Coober Pedy is a town in northern South Australia with a population of 3,500 and over 45 different nationalities. The town is known as the Opal capital of the world because of the quantity of precious opals that are mined there. Opal was first found in Coober Pedy on the 1st of February 1915 and since then has been supplying the world with the majority of gem quality opal. Unusual name of the town comes from the local Aboriginal term kupa-piti, which means ‘whitemans hole’ or ‘waterhole’. Nowadays Coober Pedy relies as much on tourism as the opal mining industry to provide the community with employment and sustainability.
Coober Pedy is probably best known for its unique style of underground living. There is a range of underground accommodation (as well as above ground if you prefer). There are authentic underground homes to explore as well as underground museums, opal shops, art galleries, underground churches and opal mines. The first tree ever seen in the town was welded together from scrap iron. It still sits on a hilltop overlooking the town. Both the town and its hinterland, for different reasons, are very photogenic and have therefore attracted film makers.

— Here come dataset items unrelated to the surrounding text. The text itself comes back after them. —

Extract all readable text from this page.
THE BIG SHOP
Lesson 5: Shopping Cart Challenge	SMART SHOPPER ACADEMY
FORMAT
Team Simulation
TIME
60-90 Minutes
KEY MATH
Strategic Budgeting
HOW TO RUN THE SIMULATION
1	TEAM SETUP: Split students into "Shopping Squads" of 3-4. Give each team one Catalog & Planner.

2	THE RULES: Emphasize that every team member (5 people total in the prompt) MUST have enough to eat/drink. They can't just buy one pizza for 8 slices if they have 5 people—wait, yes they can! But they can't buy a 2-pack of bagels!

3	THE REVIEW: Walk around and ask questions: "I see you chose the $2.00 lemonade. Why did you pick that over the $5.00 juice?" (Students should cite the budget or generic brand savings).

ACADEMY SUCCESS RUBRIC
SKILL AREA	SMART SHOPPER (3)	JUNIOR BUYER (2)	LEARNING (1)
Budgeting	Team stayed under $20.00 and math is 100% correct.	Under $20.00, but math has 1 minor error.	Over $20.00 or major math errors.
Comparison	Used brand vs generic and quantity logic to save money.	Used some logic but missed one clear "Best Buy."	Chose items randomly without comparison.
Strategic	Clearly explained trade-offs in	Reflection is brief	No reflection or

One of the most interesting attractions of the town is 18 hole grassless course of the Coober Pedy Opal Fields Golf Club, which was voted in the top 10 of the most unique courses in the world, situated 3.5km north of town centre. The game can be played at night time as well. Coober Pedy Opal Fields Golf Club is the only golf club in the world with reciprocal playing rights with the ‘home of golf’, St. Andrews in Scotland.